To me it feels like I'm just getting way less miles per gallon out of my energy, and at a certain point I have to tap into "emergency reserves", which corresponds to that "push of adrenaline" feeling that so many describe. The battery starts out charged, but everything seems more costly for me than it did before I got sick. That felt to be the biggest difference when I tried my malic acid--it was like for the first time I was getting proper mileage, and things were "costing" the amount of energy that they actually should

[Edit: actually one of the most consistent findings for me was that I could get much more "mileage" by eating a high fat high calorie meal before activity. There's something about fat being a preferred fuel source, at least for me]

 

[Simon M]

These are just 4 examples of promising work that still needs to be replicated in larger sample sizes and by independant groups.

I think that's the key point: we need replication.

These are all interesting findings. But there are hundreds, if not thousands, of interesting findings out there. Almost none of them have been replicated, so we can't rely on them.

What we need are more independent replications, like this one. If something replicates, that's great. If not, I don't think we can rely it.

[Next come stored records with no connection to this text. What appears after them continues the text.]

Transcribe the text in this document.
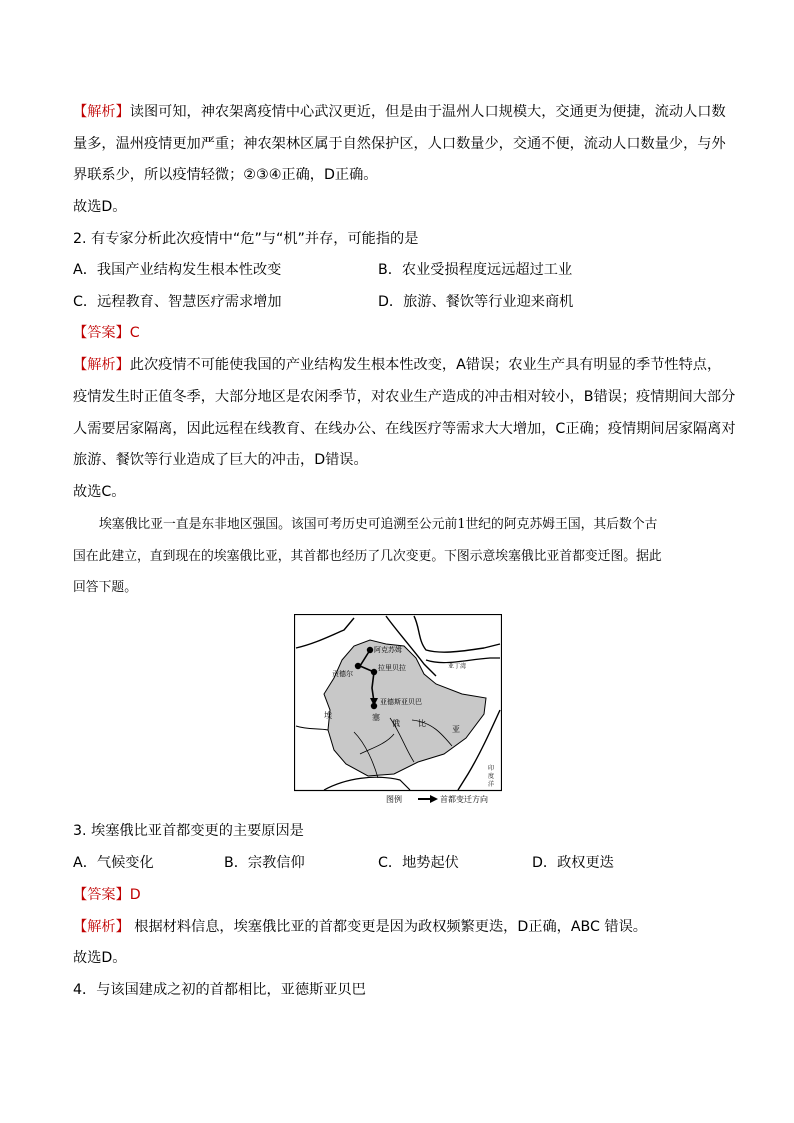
【解析】读图可知，神农架离疫情中心武汉更近，但是由于温州人口规模大，交通更为便捷，流动人口数
量多，温州疫情更加严重；神农架林区属于自然保护区，人口数量少，交通不便，流动人口数量少，与外
界联系少，所以疫情轻微；②③④正确，D正确。
故选D。
2. 有专家分析此次疫情中“危”与“机”并存，可能指的是
A．我国产业结构发生根本性改变	B．农业受损程度远远超过工业
C．远程教育、智慧医疗需求增加	D．旅游、餐饮等行业迎来商机
【答案】C
【解析】此次疫情不可能使我国的产业结构发生根本性改变，A错误；农业生产具有明显的季节性特点，
疫情发生时正值冬季，大部分地区是农闲季节，对农业生产造成的冲击相对较小，B错误；疫情期间大部分
人需要居家隔离，因此远程在线教育、在线办公、在线医疗等需求大大增加，C正确；疫情期间居家隔离对
旅游、餐饮等行业造成了巨大的冲击，D错误。
故选C。
埃塞俄比亚一直是东非地区强国。该国可考历史可追溯至公元前1世纪的阿克苏姆王国，其后数个古
国在此建立，直到现在的埃塞俄比亚，其首都也经历了几次变更。下图示意埃塞俄比亚首都变迁图。据此
回答下题。
阿克苏姆
拉里贝拉
贡德尔
亚德斯亚贝巴
埃	塞
俄 比
亚
亚丁湾
印
度
洋
图例	首都变迁方向
3. 埃塞俄比亚首都变更的主要原因是
A．气候变化	B．宗教信仰	C．地势起伏	D．政权更迭
【答案】D
【解析】 根据材料信息，埃塞俄比亚的首都变更是因为政权频繁更迭，D正确，ABC 错误。
故选D。
4．与该国建成之初的首都相比，亚德斯亚贝巴
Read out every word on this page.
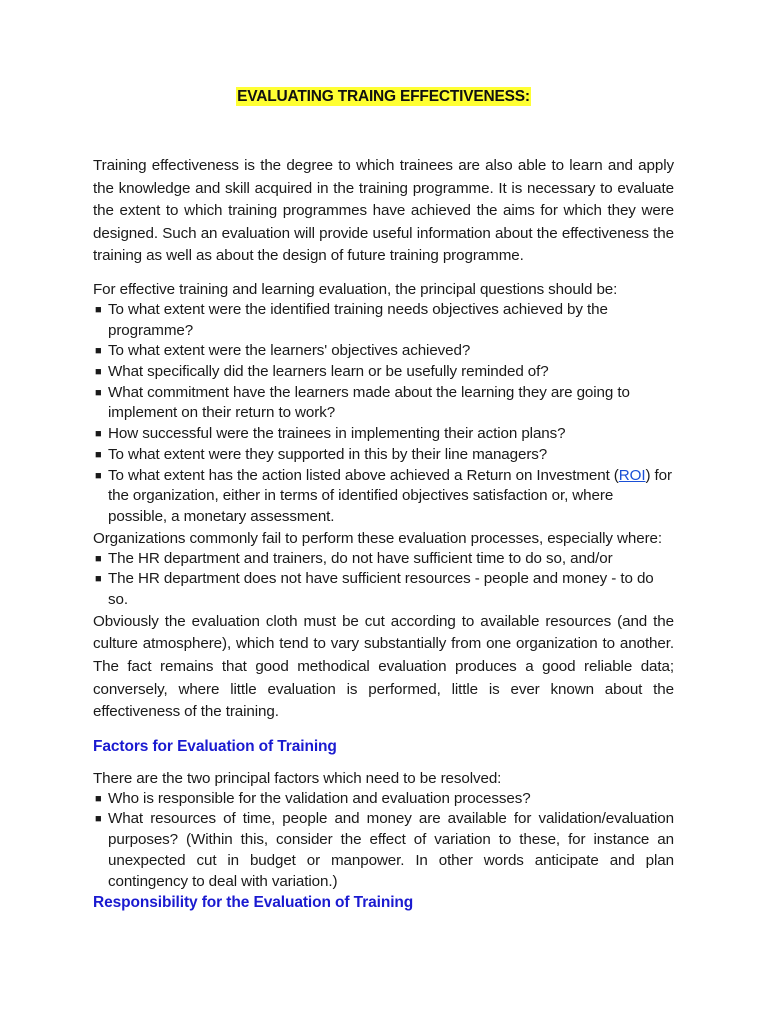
EVALUATING TRAING EFFECTIVENESS:

Training effectiveness is the degree to which trainees are also able to learn and apply the knowledge and skill acquired in the training programme. It is necessary to evaluate the extent to which training programmes have achieved the aims for which they were designed. Such an evaluation will provide useful information about the effectiveness the training as well as about the design of future training programme.

For effective training and learning evaluation, the principal questions should be:

■ To what extent were the identified training needs objectives achieved by the programme?
■ To what extent were the learners' objectives achieved?
■ What specifically did the learners learn or be usefully reminded of?
■ What commitment have the learners made about the learning they are going to implement on their return to work?
■ How successful were the trainees in implementing their action plans?
■ To what extent were they supported in this by their line managers?
■ To what extent has the action listed above achieved a Return on Investment (ROI) for the organization, either in terms of identified objectives satisfaction or, where possible, a monetary assessment.

Organizations commonly fail to perform these evaluation processes, especially where:

■ The HR department and trainers, do not have sufficient time to do so, and/or
■ The HR department does not have sufficient resources - people and money - to do so.

Obviously the evaluation cloth must be cut according to available resources (and the culture atmosphere), which tend to vary substantially from one organization to another. The fact remains that good methodical evaluation produces a good reliable data; conversely, where little evaluation is performed, little is ever known about the effectiveness of the training.

Factors for Evaluation of Training

There are the two principal factors which need to be resolved:

■ Who is responsible for the validation and evaluation processes?
■ What resources of time, people and money are available for validation/evaluation purposes? (Within this, consider the effect of variation to these, for instance an unexpected cut in budget or manpower. In other words anticipate and plan contingency to deal with variation.)

Responsibility for the Evaluation of Training
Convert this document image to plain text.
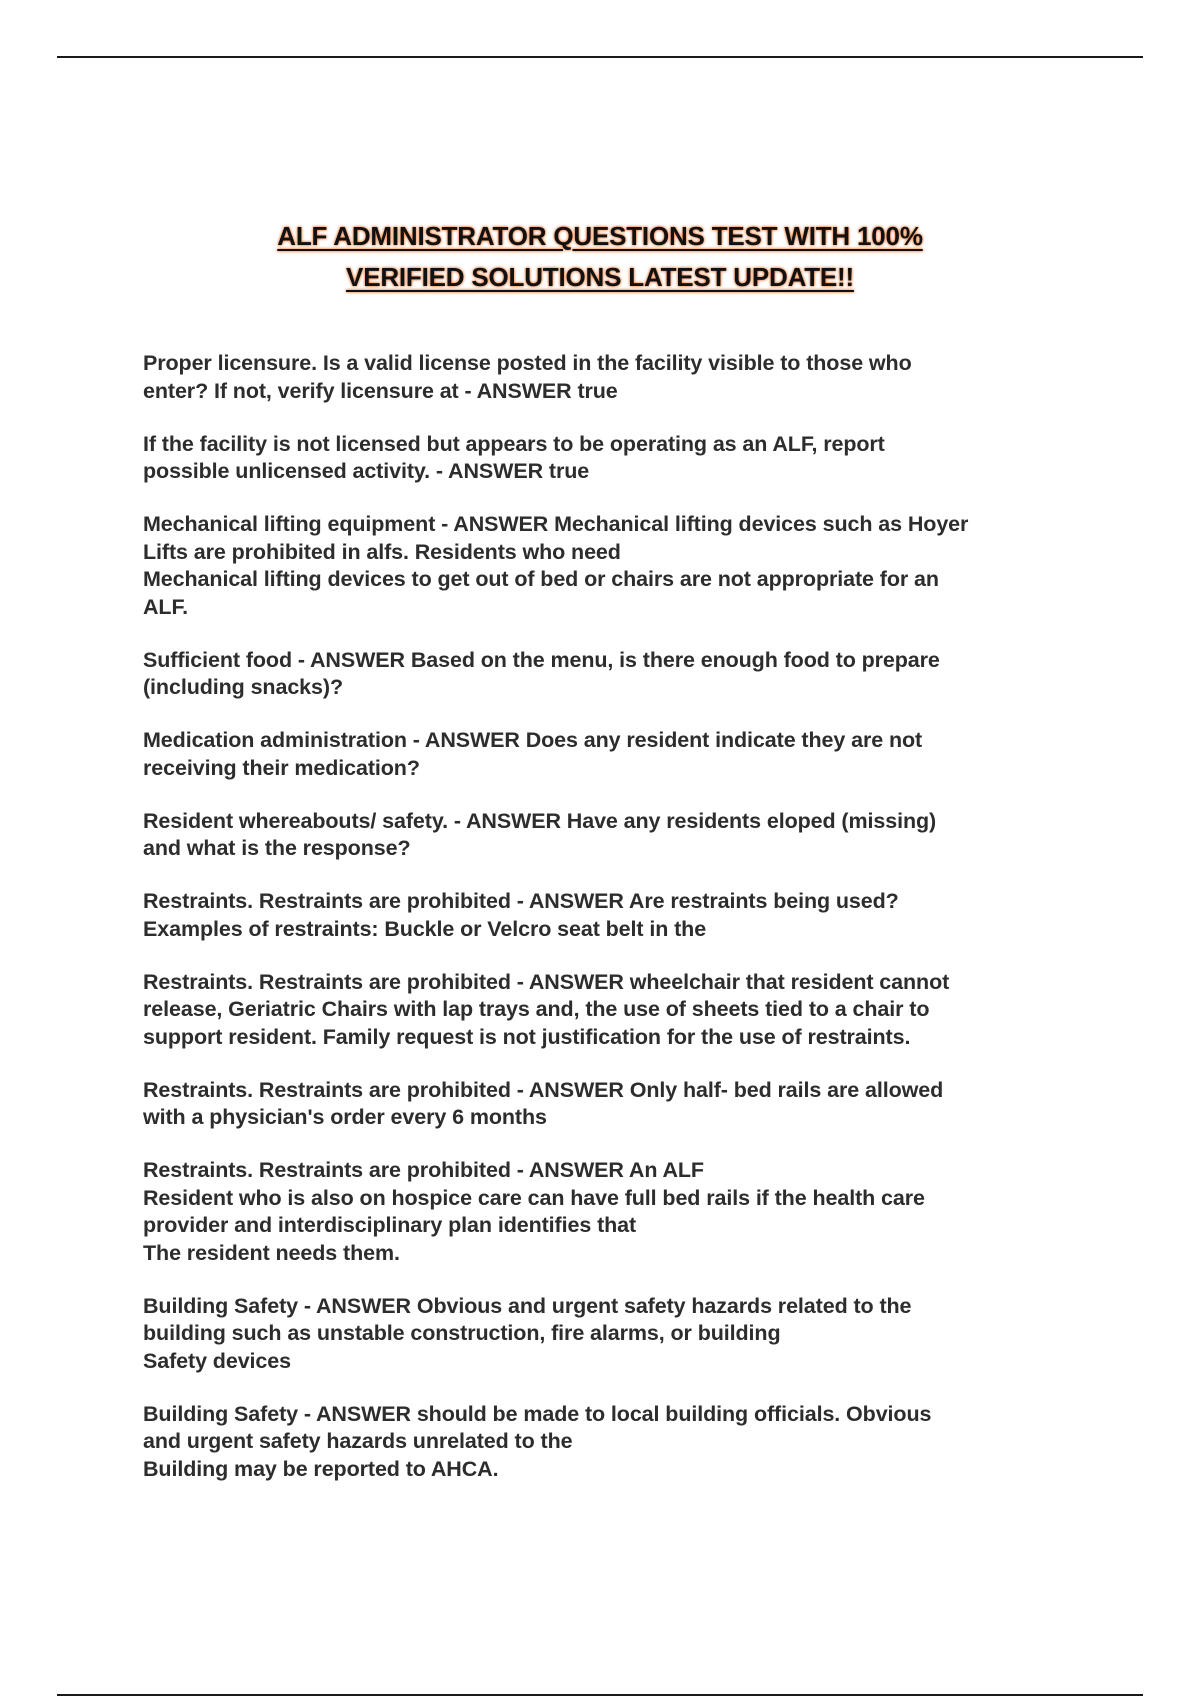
ALF ADMINISTRATOR QUESTIONS TEST WITH 100%
VERIFIED SOLUTIONS LATEST UPDATE!!

Proper licensure. Is a valid license posted in the facility visible to those who
enter? If not, verify licensure at - ANSWER true

If the facility is not licensed but appears to be operating as an ALF, report
possible unlicensed activity. - ANSWER true

Mechanical lifting equipment - ANSWER Mechanical lifting devices such as Hoyer
Lifts are prohibited in alfs. Residents who need
Mechanical lifting devices to get out of bed or chairs are not appropriate for an
ALF.

Sufficient food - ANSWER Based on the menu, is there enough food to prepare
(including snacks)?

Medication administration - ANSWER Does any resident indicate they are not
receiving their medication?

Resident whereabouts/ safety. - ANSWER Have any residents eloped (missing)
and what is the response?

Restraints. Restraints are prohibited - ANSWER Are restraints being used?
Examples of restraints: Buckle or Velcro seat belt in the

Restraints. Restraints are prohibited - ANSWER wheelchair that resident cannot
release, Geriatric Chairs with lap trays and, the use of sheets tied to a chair to
support resident. Family request is not justification for the use of restraints.

Restraints. Restraints are prohibited - ANSWER Only half- bed rails are allowed
with a physician's order every 6 months

Restraints. Restraints are prohibited - ANSWER An ALF
Resident who is also on hospice care can have full bed rails if the health care
provider and interdisciplinary plan identifies that
The resident needs them.

Building Safety - ANSWER Obvious and urgent safety hazards related to the
building such as unstable construction, fire alarms, or building
Safety devices

Building Safety - ANSWER should be made to local building officials. Obvious
and urgent safety hazards unrelated to the
Building may be reported to AHCA.
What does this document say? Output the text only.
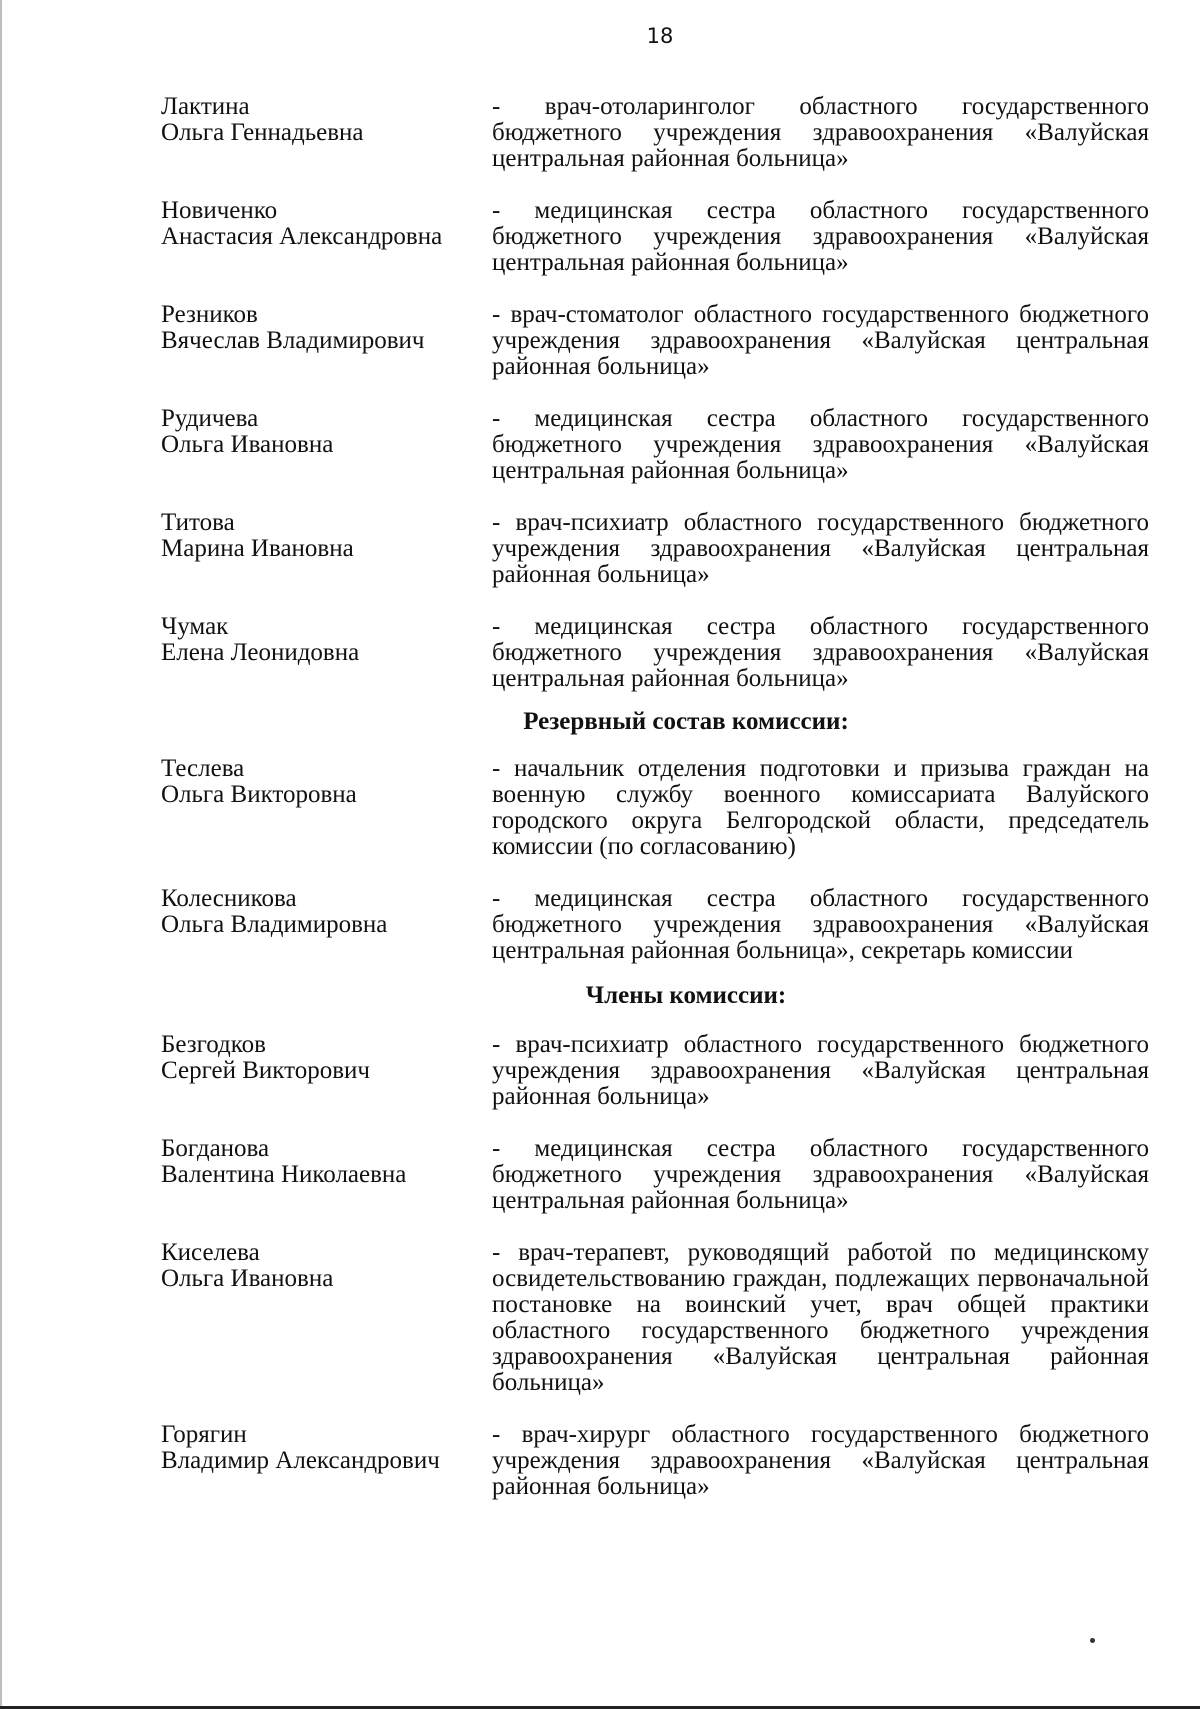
18
Лактина
Ольга Геннадьевна
- врач-отоларинголог областного государственного бюджетного учреждения здравоохранения «Валуйская центральная районная больница»
Новиченко
Анастасия Александровна
- медицинская сестра областного государственного бюджетного учреждения здравоохранения «Валуйская центральная районная больница»
Резников
Вячеслав Владимирович
- врач-стоматолог областного государственного бюджетного учреждения здравоохранения «Валуйская центральная районная больница»
Рудичева
Ольга Ивановна
- медицинская сестра областного государственного бюджетного учреждения здравоохранения «Валуйская центральная районная больница»
Титова
Марина Ивановна
- врач-психиатр областного государственного бюджетного учреждения здравоохранения «Валуйская центральная районная больница»
Чумак
Елена Леонидовна
- медицинская сестра областного государственного бюджетного учреждения здравоохранения «Валуйская центральная районная больница»
Резервный состав комиссии:
Теслева
Ольга Викторовна
- начальник отделения подготовки и призыва граждан на военную службу военного комиссариата Валуйского городского округа Белгородской области, председатель комиссии (по согласованию)
Колесникова
Ольга Владимировна
- медицинская сестра областного государственного бюджетного учреждения здравоохранения «Валуйская центральная районная больница», секретарь комиссии
Члены комиссии:
Безгодков
Сергей Викторович
- врач-психиатр областного государственного бюджетного учреждения здравоохранения «Валуйская центральная районная больница»
Богданова
Валентина Николаевна
- медицинская сестра областного государственного бюджетного учреждения здравоохранения «Валуйская центральная районная больница»
Киселева
Ольга Ивановна
- врач-терапевт, руководящий работой по медицинскому освидетельствованию граждан, подлежащих первоначальной постановке на воинский учет, врач общей практики областного государственного бюджетного учреждения здравоохранения «Валуйская центральная районная больница»
Горягин
Владимир Александрович
- врач-хирург областного государственного бюджетного учреждения здравоохранения «Валуйская центральная районная больница»
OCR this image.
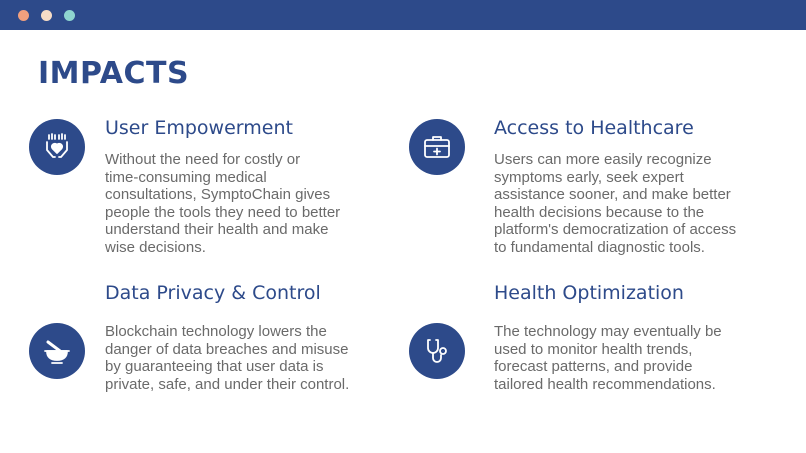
IMPACTS
User Empowerment
Without the need for costly or
time-consuming medical
consultations, SymptoChain gives
people the tools they need to better
understand their health and make
wise decisions.
Access to Healthcare
Users can more easily recognize
symptoms early, seek expert
assistance sooner, and make better
health decisions because to the
platform's democratization of access
to fundamental diagnostic tools.
Data Privacy & Control
Blockchain technology lowers the
danger of data breaches and misuse
by guaranteeing that user data is
private, safe, and under their control.
Health Optimization
The technology may eventually be
used to monitor health trends,
forecast patterns, and provide
tailored health recommendations.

Until we have replication, the findings are interesting and promising. But we need more.

Hopefully, DecodeME results will provide some solid findings. That has the advantage of being a very thorough and rigourous study. But ultimately, any findings it makes also need to be replicated.

 

[Hoopoe]

I know that it feels like 'energy failure' and a whole culture has grown up around that, but I am not alone in my view. When I talked to mitochondrial or muscle experts who have wide experience and then encounter ME/CFS they say exactly the same.

An alternative to energy failure might be:

I feel exhausted and doing activity becomes uncomfortable due a specific sensation that is very hard to overcome for long. That sensation feels like I'm causing or risk causing harm to myself if I continue. It is effective at limiting activity.

This sort of description is probably how the CBT/GET people decided that the problem was fear-avoidance.

But this is not a fear or anxiety. It's a physical sensation, not the emotion of panic, worry that something might happen. I suspect we patients are all used to ignoring this sensation as much we can.

 

[TamaraRC]

Sad that that this paper couldn't find the same result of 'something in the blood' but good that they checked anyway.

Not at all sad, I would say. It is part of making sense of things - some of which were not making a lot of sense previously.

Since this study used serum rather than plasma, could it be that certain factors potentially involved in earlier ‘something in the blood’ findings were lost or altered during clotting? I’m wondering if a plasma-based assay might still reveal effects that serum can’t capture.

 

[Jonathan Edwards]

I’m wondering if a plasma-based assay might still reveal effects that serum can’t capture.

It is conceivable but it is has never seemed very likely to me that the assays that claimed to find 'something in the blood' were telling us anything reliable or useful. There may well be something in ME/CFS blood involved in generating symptoms but I think it highly unlikely that that would be through altering muscle cell metabolism.

 

[wigglethemouse]

I’m wondering if a plasma-based assay might still reveal effects that serum can’t capture.

Comment on previous work on muscle cells + plasma at Oxford. They felt complement in plasma had a masking effect.

 

[Jonathan Edwards]

I was not aware that complement was lost when plasma is converted to serum. Maybe it is but I am a bit surprised if so.